The Sounds of Speech
01 October 1925
AS professor of vocal physiology, Alexander Graham Bell did pioneer research in "devising methods of exhibiting the vibrations of sounds optically." In 1873, he became familiar with the phonautograph, developed by Scott and Koenig in 1859, and with the manometric capsule, developed by Koenig in 1862. Greatly impressed by the success of these instruments "to reproduce to the eye those details of sound vibration that, produce in our ears the sensation we term timbre, or quality of sound" Bell used an improved form of the phonautograph having a stylus of wood about a foot long. He obtained "large and very beautiful tracings of the vibrations of the air of vowel sounds" upon a smoked glass.
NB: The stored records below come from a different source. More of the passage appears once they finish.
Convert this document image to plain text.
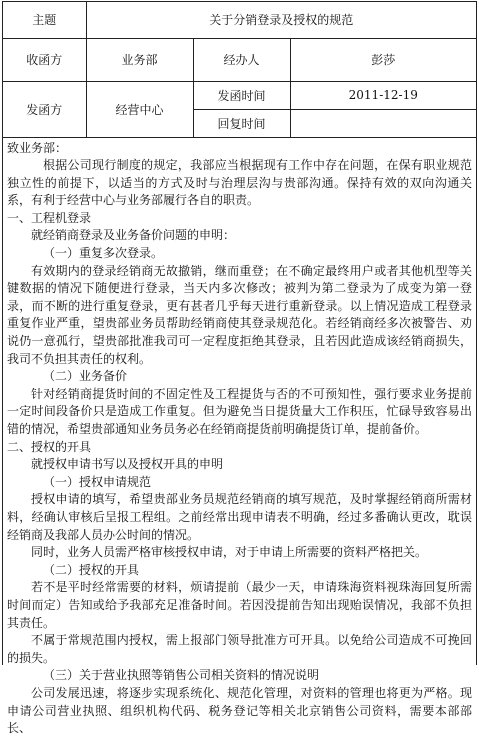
主题	关于分销登录及授权的规范		
收函方	业务部	经办人	彭莎
发函方	经营中心	发函时间	2011-12-19
		回复时间	

致业务部：

根据公司现行制度的规定，我部应当根据现有工作中存在问题，在保有职业规范独立性的前提下，以适当的方式及时与治理层沟与贵部沟通。保持有效的双向沟通关系，有利于经营中心与业务部履行各自的职责。

一、工程机登录

就经销商登录及业务备价问题的申明：

（一）重复多次登录。

有效期内的登录经销商无故撤销，继而重登；在不确定最终用户或者其他机型等关键数据的情况下随便进行登录，当天内多次修改；被判为第二登录为了成变为第一登录，而不断的进行重复登录，更有甚者几乎每天进行重新登录。以上情况造成工程登录重复作业严重，望贵部业务员帮助经销商使其登录规范化。若经销商经多次被警告、劝说仍一意孤行，望贵部批准我司可一定程度拒绝其登录，且若因此造成该经销商损失，我司不负担其责任的权利。

（二）业务备价

针对经销商提货时间的不固定性及工程提货与否的不可预知性，强行要求业务提前一定时间段备价只是造成工作重复。但为避免当日提货量大工作积压，忙碌导致容易出错的情况，希望贵部通知业务员务必在经销商提货前明确提货订单，提前备价。

二、授权的开具

就授权申请书写以及授权开具的申明

（一）授权申请规范

授权申请的填写，希望贵部业务员规范经销商的填写规范，及时掌握经销商所需材料，经确认审核后呈报工程组。之前经常出现申请表不明确，经过多番确认更改，耽误经销商及我部人员办公时间的情况。

同时，业务人员需严格审核授权申请，对于申请上所需要的资料严格把关。

（二）授权的开具

若不是平时经常需要的材料，烦请提前（最少一天，申请珠海资料视珠海回复所需时间而定）告知或给予我部充足准备时间。若因没提前告知出现贻误情况，我部不负担其责任。

不属于常规范围内授权，需上报部门领导批准方可开具。以免给公司造成不可挽回的损失。

（三）关于营业执照等销售公司相关资料的情况说明

公司发展迅速，将逐步实现系统化、规范化管理，对资料的管理也将更为严格。现申请公司营业执照、组织机构代码、税务登记等相关北京销售公司资料，需要本部部长、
In describing his early attempts to improve the methods and apparatus for making speech waves visible and to interpret wave form, Bell wrote: " I then sang the same vowels, in the same way, into the mouth-piece of the manometric capsule, and compared the tracings of the phonautograph with the flame-undulations visible in the mirror. The shapes of the vibrations obtained in the two ways were not exactly identical, and I came to the conclusion that the phonautograph would require considerable modification to be adapted to my purpose. The membrane was loaded by being attached to a long lever, and the bristle, too, at the end of the lever, seemed to have a definite rate of vibration of its own. These facts led me to imagine that the true form of vibration characteristic of the sounds of speech had been distorted in the phonautograph by the instrumentalities employed.